When it comes to pairing wines with your Thanksgiving meal, keep in mind that there is no perfect pairing. The interplay of wine and food is necessarily subjective. Besides, in the context of the general bonhomie of Thanksgiving, it’s hard to imagine anybody being actively displeased by whatever wines you offer.
Barring relationship breakups, tumultuous screaming matches and unwelcome visits from law enforcement, it seems there isn’t really a wrong way to do Thanksgiving. So open a few bottles of wine, relax and have a little fun.
When planning a feast such as Thanksgiving, I estimate roughly one bottle (about six glasses) per drinking guest. It is better to have leftover open bottles of wine, than to run out entirely. And you can always give the unfinished bottles to your guests as a parting gift.
The goal of pairing wine with food is balance: neither the food nor the wine should overpower one another. Armed with a few tips and a little common sense, picking wines to accompany your menu should be a cinch.
I recommend wines that are fairly light, lithe and versatile — wines that can work well with a menu eaten over several hours. Typically, such wines will be relatively low in alcohol, not too oaky, not especially tannic and will have some lively acidity to help keep them vibrant and refreshing.
For whites look to Riesling, chenin blanc, bone-dry sauvignon blanc, viognier and un-oaked chardonnay; for reds consider Beaujolais, barbera, Chianti, tempraillo, and pinot noir. Sparkling wines should command some attention and consideration as well.
Experience is the surest guide to one’s own tastes, so experiment liberally in advance. And consider hedging your bets by providing guests with multiple wine options and even additional stemware if you have it.

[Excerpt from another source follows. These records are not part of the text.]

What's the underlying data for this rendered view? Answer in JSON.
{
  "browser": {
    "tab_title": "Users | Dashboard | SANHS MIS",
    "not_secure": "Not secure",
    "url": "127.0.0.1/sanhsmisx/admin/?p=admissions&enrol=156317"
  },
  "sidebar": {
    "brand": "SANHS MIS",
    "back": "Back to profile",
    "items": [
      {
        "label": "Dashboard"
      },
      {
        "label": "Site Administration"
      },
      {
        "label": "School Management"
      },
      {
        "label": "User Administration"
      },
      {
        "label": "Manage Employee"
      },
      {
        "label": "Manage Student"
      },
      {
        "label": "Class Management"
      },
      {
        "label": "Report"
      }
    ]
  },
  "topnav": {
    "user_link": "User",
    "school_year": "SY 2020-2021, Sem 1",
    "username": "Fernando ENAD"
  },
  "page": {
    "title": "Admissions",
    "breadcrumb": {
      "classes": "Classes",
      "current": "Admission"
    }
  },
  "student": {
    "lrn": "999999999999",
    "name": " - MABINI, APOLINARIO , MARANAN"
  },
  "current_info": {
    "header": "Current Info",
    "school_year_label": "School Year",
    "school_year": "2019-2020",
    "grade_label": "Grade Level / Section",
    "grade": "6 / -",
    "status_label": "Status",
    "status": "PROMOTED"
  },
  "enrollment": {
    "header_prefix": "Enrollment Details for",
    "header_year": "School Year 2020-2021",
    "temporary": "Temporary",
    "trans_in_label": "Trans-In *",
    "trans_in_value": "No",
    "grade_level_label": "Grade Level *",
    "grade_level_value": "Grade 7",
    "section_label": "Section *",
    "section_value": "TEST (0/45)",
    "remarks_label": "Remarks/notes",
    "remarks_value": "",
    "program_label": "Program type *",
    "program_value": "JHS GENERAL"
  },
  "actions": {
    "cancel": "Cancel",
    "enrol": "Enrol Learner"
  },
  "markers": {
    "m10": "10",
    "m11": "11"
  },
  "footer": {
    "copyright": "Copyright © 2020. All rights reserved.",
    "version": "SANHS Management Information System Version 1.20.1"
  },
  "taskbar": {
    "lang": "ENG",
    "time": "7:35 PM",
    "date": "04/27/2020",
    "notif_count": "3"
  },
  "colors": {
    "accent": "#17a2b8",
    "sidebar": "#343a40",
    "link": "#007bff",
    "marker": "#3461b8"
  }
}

Here are some fine options to consider:
Hagafen Lake County Riesling 2016 ($24; mevushal): A light, delicious, off-dry riesling from Napa Valley that offers lovely tropical fruit notes beautifully balanced by soft but refreshing acidity.
Louis Blanc, Côte de Brouilly (Beaujolais, France), 2013 ($26): A lovely, medium-bodied Beaujolais with very soft tannins, medium acidity, notes of ripe raspberries, blackberries, boysenberries and dark plums with some lovely earthy notes.
Domaine Les Marronniers, Chablis, 2016 ($33; mevushal): This is a wonderful example of Chablis. It is crisp, flinty, restrained and elegant with apple, citrus and earthy and herbal aromas and flavors, and a fabulous, almost saline foundation upon which other fruit notes) lovingly swim.
The Abarbanel, 25th Anniversary, Special Reserve, Rouge, 2015 ($20; currently available for $17 at kosherwine.com): Value-priced, light-to-medium bodied, and light in tannins, this is an all-around inviting and enjoyable single vineyard blend of cabernet sauvignon (65 percent) and Merlot (35 percent) from the Aude River Valley in the South of France. This is easy drinking and food friendly — though let it breathe in the glass a little first — offering aromas and flavors of cherry, plum and cassis with some subtle herbs, light tobacco and perhaps a whiff of coffee. L’chaim!